Federico Zucchi

h-index1
2papers

2 Papers

64.9LGJun 2
Adaptive Patching Is Harder Than It Looks For Time-Series Forecasting

Federico Zucchi, Yi Xie, Chao Zhang et al.

Adaptive patching is a recent and compelling proposal for time-series Transformers: allocate finer patches where the sequence looks locally informative. This paper asks under what conditions a content-adaptive patching operator should outperform a tuned uniform one. Local heterogeneity alone is not enough: under pointwise forecasting losses, a complex-looking region is not automatically one where finer patching reduces the loss. We model patching as a budgeted bitrate allocation and derive an explicit threshold that a dynamic patching rule must satisfy to beat a well-tuned uniform baseline, then bound the achievable improvement both locally (a quadratic surrogate) and globally (a strong-convexity bound under the model's assumptions). Two structural results follow: without a coupling constraint, scalar local complexity cannot produce a non-uniform optimum under a common loss landscape; and once the backbone is trained to its representation-aware optimum, the alignment gain collapses around a well-tuned uniform patch size. To test these predictions, we run a controlled isolation study on three representative architectures, replacing each adaptive mechanism with a uniform patch-size sweep while keeping the backbone, data, and training protocol fixed.
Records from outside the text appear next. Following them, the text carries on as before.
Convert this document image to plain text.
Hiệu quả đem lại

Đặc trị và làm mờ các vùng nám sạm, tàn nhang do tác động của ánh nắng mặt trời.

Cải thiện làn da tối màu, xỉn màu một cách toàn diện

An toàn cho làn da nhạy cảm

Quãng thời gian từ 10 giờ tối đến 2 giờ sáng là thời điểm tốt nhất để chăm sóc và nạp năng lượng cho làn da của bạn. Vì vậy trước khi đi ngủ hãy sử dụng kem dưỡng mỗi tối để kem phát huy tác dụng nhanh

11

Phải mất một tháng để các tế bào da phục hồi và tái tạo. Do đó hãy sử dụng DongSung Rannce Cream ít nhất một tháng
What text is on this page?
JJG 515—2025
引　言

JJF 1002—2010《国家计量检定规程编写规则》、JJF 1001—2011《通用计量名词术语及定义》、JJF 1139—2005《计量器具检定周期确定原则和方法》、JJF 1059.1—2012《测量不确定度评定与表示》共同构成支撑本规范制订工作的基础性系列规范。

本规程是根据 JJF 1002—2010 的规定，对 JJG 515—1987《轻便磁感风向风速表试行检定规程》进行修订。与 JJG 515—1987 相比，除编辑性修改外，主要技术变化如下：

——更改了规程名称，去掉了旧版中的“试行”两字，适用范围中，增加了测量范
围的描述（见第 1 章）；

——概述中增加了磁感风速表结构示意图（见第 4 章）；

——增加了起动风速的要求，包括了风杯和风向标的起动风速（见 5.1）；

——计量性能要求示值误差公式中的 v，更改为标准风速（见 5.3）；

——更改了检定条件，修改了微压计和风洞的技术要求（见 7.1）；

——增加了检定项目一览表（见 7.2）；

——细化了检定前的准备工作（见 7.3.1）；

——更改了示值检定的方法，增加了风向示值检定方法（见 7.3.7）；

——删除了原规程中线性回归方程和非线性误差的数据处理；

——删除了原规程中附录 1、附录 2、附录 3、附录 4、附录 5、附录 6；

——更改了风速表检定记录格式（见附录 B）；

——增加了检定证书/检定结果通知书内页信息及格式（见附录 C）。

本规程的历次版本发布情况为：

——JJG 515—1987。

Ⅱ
On standard long-horizon forecasting benchmarks, the validation-selected uniform baseline is competitive with the dynamic counterpart, with per-setting effects concentrated near zero and no consistent directional advantage once results are aggregated by dataset. The larger gains we do observe are method- and dataset-specific. Adaptive patching should therefore be evaluated against a tuned uniform baseline; its value depends on whether a cheap and reliable routing signal can identify where finer patches actually reduce forecasting loss.

LGAug 6, 2025
PRISM: Lightweight Multivariate Time-Series Classification through Symmetric Multi-Resolution Convolutional Layers

Federico Zucchi, Thomas Lampert

Multivariate time-series classification is pivotal in domains ranging from wearable sensing to biomedical monitoring. Despite recent advances, Transformer- and CNN-based models often remain computationally heavy, offer limited frequency diversity, and require extensive parameter budgets. We propose PRISM (Per-channel Resolution-Informed Symmetric Module), a convolutional-based feature extractor that applies symmetric finite-impulse-response (FIR) filters at multiple temporal scales, independently per channel. This multi-resolution, per-channel design yields highly frequency-selective embeddings without any inter-channel convolutions, greatly reducing model size and complexity. Across human-activity, sleep-stage and biomedical benchmarks, PRISM, paired with lightweight classification heads, matches or outperforms leading CNN and Transformer baselines, while using roughly an order of magnitude fewer parameters and FLOPs. By uniting classical signal processing insights with modern deep learning, PRISM offers an accurate, resource-efficient solution for multivariate time-series classification.